Their psychology, if they know this or figure it out, will change significantly toward a longer view. I'd expect them to invest more time in education, for example, because in the long run it costs them ten times less in terms of life years. If they have children, they are much more likely to become peers with them, they will look and act the same age and won't always be the "older and wiser", a 90 year old kid that looks and feels 31 isn't going to defer to their 110 year old parent that looks and feels 33; they will be far more equal.
These people are likely to engage in serial careerism, as well. If they are intelligent, I wouldn't be surprised if many became business types, and professors, and teachers, and lawyers, AND medical doctors, perhaps investors, entrepreneurs and politicians as well. Architects, engineers, astronomers, actors, writers, whatever they feel interested in, unlike us, they can pursue as a full career.
I mean MANY of those careers for a single person; because our society is geared to these careers lasting roughly 25-40 years from education to retirement, and these people have about 260 years (20->280) from education to retirement. If they hurry, they can fit in TEN of what we would consider "life-long" careers.
Finally, their psychology of lost loves (and perhaps family, if their children are not guaranteed to be long-lived) will have to change as well. For RL centenarians, everybody grows older at the same rate as they do. They lose friends and lovers, even children and grandchildren, but they never experience the reversal of somebody younger than they are, aging to be much older (in appearance) than they are.
These long-lifers might form life-long friendships amongst themselves, but amongst normal people are likely to consciously refrain from such commitments. Instead they are likely to "keep moving", making friends within a few years of their apparent age, staying a decade and moving on. I am not talking about any legal or identity ramifications of them not aging, there doesn't even have to be any. I am just talking about the emotional ramifications: When your best friend has aged twenty five years and you have aged only five, the difference is like a modern person having a best friend twenty years older, old enough to be their parent. 40 v. 20, or 50 v. 30. And for the long-lived person, how about the age difference after 50 years; when their friend is retired and in a nursing home, and they have aged from apparent 25 to apparent 35?
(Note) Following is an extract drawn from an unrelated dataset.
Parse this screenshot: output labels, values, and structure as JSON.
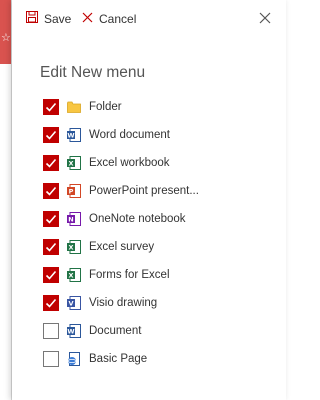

It's too much, in terms of energy levels, culture, aspirations and plans, love life, life interests, and everything else. It is better to break it off and start over, in a new town, or even a new country. That might be emotionally difficult, but might actually be better for both, to keep friends with aligned interests for their stage of life. For the same reason, I'd expect them to refrain from forming any deep emotional attachments to short-lived friends, i.e. to intentionally shy away form "best-friend" bonds at all, and maintain just co-worker and neighbor types of friends, bonds that can be easily broken with a few "it's been great" and "I'll miss you" and a "bon voyage" party. Get out of their lives without breaking their heart.
I'd say the same thing when it comes to dating. Either they need to "come out" to a love interest about their long life, or keep their relationships short, so they don't break hearts and ruin lives. (Assuming they are emotionally normal and care about other people, and aren't sociopaths.)
I imagine psychologically, this could be a relatively solitary life. If there are many of these long-lived people, they would self-segregate to form a virtual community for friends and romance. Especially if the trait is heritable; so parents do not risk outliving their children, seeing them grow from infants to decrepit elderly patients and die. I'm not sure but I think if I knew that was almost certain to happen, I would refrain from becoming a parent at all.